Cell Phone Looks to Replace Credit Cards
Posted by | Posted in Credit Repair | Posted on 05-08-2010
AT&T, Verizon, and T-Mobile are looking to replace the one billion outstanding credit cards in the United States with smartphones, according to sources familiar with the matter, who informed Bloomberg of their plan.
The system could possibly rely on Discover and British banking giant Barclays, allowing consumers to pay for items with a contactless wave of their phone instead of pulling out the plastic.
Discover would provide the payment processing system, currently the fourth largest behind Visa, MasterCard, and American Express, while Barclays would manage the accounts of customers.

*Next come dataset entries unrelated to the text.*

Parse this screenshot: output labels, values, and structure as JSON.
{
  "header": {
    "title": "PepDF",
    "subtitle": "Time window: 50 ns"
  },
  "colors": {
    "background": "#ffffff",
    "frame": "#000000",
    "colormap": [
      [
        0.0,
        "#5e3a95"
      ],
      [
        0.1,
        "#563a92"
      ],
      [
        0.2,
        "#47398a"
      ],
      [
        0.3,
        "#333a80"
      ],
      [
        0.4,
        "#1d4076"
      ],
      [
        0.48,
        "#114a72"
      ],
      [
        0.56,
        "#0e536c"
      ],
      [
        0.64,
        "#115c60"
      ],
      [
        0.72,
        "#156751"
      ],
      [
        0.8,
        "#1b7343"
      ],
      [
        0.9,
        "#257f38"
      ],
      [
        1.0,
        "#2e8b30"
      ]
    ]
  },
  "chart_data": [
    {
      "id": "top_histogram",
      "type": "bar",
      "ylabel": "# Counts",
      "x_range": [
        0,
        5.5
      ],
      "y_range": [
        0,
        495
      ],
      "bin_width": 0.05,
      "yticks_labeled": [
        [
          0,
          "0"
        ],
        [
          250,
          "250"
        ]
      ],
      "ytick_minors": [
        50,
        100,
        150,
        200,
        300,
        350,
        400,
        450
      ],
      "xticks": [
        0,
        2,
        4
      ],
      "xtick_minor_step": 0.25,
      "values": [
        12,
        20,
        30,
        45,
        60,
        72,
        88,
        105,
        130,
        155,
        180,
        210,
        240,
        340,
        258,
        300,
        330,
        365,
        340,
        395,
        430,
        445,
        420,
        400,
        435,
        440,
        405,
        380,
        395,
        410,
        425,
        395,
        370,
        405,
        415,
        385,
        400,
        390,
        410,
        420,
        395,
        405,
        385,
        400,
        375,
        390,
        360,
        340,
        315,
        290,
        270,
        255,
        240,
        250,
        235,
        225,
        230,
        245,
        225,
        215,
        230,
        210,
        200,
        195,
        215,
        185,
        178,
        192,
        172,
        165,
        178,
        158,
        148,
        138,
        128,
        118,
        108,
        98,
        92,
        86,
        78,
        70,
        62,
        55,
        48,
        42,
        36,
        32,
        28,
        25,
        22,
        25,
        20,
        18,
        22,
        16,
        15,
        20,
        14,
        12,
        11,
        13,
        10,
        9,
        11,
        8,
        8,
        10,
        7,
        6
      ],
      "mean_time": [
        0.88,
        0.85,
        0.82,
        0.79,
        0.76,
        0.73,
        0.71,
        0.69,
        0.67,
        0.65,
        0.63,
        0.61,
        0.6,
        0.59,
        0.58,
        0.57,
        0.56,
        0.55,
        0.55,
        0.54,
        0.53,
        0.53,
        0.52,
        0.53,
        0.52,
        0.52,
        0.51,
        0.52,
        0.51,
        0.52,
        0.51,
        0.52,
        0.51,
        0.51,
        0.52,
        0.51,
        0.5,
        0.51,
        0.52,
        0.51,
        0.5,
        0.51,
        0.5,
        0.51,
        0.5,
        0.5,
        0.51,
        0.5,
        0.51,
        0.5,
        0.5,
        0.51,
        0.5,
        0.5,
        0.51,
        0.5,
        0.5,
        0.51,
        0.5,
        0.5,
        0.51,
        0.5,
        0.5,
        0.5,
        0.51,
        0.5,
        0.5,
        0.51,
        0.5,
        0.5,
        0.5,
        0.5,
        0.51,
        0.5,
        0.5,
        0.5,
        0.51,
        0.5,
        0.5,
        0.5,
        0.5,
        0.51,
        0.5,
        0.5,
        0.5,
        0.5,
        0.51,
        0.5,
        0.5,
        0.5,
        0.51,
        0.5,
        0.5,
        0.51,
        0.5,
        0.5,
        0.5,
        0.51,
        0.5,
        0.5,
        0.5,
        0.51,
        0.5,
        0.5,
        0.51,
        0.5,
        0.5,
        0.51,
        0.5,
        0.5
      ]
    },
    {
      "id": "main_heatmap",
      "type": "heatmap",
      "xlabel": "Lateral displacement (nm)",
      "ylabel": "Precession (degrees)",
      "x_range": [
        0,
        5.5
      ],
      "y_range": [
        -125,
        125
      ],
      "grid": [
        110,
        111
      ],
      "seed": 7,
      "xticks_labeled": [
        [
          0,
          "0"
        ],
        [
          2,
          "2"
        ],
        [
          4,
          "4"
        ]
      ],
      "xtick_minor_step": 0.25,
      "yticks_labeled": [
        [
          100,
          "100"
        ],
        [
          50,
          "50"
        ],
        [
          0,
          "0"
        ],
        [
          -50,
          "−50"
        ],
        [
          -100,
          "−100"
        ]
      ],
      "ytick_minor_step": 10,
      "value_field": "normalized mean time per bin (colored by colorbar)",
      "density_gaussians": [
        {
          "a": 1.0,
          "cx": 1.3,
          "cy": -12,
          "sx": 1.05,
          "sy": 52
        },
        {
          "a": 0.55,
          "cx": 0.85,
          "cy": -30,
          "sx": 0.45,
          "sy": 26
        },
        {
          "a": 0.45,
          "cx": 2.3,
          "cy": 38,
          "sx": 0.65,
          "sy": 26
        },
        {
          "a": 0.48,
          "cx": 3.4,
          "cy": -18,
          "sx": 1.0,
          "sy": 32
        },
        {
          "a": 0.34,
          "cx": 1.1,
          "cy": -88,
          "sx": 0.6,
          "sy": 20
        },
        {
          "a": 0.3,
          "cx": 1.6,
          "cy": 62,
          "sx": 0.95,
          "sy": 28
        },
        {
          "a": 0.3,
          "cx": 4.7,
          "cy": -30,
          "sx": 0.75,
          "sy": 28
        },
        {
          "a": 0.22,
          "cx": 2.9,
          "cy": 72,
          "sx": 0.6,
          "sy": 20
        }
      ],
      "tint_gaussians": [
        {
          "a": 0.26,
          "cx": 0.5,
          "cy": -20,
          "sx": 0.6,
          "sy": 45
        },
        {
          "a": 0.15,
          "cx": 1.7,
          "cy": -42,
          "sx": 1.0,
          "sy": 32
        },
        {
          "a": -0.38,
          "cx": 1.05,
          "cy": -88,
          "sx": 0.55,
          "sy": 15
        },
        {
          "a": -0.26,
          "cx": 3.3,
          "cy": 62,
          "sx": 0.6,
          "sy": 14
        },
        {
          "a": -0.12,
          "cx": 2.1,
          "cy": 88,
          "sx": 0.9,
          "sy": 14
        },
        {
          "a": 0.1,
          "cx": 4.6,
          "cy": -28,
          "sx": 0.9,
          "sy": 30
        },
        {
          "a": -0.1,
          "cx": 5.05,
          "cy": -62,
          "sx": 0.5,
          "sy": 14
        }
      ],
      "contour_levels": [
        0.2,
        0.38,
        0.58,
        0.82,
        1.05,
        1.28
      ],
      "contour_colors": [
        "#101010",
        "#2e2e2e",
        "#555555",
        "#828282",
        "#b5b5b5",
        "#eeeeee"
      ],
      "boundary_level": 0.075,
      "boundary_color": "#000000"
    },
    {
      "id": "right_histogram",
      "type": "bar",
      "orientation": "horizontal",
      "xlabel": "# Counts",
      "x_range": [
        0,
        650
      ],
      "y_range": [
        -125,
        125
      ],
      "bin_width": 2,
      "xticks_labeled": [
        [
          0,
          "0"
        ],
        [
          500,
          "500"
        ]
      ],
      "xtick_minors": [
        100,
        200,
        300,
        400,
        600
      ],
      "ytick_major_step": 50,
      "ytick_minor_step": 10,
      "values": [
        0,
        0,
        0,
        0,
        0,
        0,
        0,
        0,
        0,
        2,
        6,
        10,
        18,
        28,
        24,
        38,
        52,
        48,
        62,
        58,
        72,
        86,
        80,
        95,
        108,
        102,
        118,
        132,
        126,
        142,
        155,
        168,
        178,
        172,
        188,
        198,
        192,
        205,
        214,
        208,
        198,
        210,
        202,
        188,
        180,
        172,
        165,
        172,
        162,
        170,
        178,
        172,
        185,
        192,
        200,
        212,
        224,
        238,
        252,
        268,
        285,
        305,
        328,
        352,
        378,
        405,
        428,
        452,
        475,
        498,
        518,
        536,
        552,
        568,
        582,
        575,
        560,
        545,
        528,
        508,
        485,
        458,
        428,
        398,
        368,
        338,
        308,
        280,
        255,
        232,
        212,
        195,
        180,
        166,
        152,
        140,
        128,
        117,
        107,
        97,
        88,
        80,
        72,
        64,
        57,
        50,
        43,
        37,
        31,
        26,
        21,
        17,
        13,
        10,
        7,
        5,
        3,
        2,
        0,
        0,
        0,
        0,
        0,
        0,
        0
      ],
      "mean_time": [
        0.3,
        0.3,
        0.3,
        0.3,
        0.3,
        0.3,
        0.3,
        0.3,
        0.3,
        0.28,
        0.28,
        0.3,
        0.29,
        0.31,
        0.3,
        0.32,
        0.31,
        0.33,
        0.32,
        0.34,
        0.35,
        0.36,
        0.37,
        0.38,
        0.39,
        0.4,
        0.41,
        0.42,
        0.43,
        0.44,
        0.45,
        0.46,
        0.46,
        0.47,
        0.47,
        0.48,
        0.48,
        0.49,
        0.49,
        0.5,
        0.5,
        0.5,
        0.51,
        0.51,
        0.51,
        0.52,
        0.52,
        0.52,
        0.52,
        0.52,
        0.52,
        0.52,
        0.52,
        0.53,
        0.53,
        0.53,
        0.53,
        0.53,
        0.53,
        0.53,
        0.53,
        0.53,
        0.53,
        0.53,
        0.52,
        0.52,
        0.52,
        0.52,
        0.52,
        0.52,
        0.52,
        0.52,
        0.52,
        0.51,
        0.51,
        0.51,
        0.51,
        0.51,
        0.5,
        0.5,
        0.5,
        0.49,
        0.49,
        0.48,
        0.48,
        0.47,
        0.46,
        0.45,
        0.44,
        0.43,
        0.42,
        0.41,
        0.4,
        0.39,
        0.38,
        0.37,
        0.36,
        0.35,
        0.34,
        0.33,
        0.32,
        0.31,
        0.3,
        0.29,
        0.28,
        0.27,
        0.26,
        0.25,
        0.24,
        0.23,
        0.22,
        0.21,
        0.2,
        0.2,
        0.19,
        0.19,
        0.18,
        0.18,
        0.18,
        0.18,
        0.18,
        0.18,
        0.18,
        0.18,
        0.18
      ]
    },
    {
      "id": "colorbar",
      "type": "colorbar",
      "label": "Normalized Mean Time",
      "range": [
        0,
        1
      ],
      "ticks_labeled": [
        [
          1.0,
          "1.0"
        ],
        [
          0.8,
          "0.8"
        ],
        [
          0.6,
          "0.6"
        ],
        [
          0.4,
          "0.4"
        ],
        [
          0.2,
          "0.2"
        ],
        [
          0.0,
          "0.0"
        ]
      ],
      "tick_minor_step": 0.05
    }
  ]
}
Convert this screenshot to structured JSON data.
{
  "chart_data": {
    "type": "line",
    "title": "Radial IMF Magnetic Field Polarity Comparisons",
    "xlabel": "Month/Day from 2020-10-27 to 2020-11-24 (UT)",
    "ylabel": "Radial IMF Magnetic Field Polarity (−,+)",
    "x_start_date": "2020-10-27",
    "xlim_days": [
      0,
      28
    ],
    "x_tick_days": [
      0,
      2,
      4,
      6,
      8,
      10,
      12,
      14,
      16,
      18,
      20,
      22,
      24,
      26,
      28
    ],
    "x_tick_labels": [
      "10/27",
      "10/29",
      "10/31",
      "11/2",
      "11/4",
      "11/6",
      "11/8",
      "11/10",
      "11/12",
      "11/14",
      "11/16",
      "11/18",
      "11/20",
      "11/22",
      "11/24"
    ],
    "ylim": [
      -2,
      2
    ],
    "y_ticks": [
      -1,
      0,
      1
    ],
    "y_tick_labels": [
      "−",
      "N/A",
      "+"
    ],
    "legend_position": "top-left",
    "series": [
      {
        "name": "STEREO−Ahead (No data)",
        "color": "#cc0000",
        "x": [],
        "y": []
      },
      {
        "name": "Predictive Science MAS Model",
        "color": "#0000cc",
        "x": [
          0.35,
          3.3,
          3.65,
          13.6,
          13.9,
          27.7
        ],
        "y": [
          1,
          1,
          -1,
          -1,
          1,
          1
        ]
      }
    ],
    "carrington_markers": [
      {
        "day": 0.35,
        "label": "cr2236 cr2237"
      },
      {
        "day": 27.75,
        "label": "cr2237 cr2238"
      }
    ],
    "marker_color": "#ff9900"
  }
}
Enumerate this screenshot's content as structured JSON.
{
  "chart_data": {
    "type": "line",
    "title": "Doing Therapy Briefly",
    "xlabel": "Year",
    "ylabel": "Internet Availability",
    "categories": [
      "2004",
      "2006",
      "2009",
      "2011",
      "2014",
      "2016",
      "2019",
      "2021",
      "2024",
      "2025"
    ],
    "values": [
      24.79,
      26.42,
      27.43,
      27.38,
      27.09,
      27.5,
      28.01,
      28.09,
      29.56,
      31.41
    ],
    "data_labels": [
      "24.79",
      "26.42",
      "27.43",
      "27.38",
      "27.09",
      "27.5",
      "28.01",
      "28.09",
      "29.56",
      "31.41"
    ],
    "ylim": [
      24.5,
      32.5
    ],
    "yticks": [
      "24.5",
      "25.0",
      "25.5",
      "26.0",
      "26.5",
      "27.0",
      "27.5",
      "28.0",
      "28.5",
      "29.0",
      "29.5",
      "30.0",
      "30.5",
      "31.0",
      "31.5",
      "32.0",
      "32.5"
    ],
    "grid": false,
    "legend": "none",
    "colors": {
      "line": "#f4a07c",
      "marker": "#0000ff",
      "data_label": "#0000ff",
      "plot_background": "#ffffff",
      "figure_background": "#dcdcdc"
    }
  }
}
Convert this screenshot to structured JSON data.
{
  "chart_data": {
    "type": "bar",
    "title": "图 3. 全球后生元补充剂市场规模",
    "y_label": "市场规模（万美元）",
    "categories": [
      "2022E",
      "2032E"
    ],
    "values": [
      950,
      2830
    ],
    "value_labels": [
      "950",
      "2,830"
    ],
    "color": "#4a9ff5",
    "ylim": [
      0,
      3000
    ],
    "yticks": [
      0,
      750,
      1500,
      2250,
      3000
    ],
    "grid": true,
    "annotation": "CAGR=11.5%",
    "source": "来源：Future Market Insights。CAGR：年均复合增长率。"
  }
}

Visa and MasterCard already dominate the space, with a collective 82 percent share of the $2.45 trillion spent on consumer cards last year.
They make money with interchange fees, which exceed roughly $40 billion a year and average about 1-2% of every debit/credit transaction.
The credit card issuers themselves wouldn’t be replaced, but rather Visa and MasterCard would face competition on those interchange fees, which could spell relief for retailers and possibly consumers if prices were lower as a result.
The big drawback is implementing the technology to make it all work, which could prove costly and delay a widespread launch.
Similar services are already available in numerous countries across the globe, in places like Japan, the U.K. and Turkey.
Credit card and electronic payments now account for more than half of all consumer purchases in the United States, compared with about 36 percent in 2003.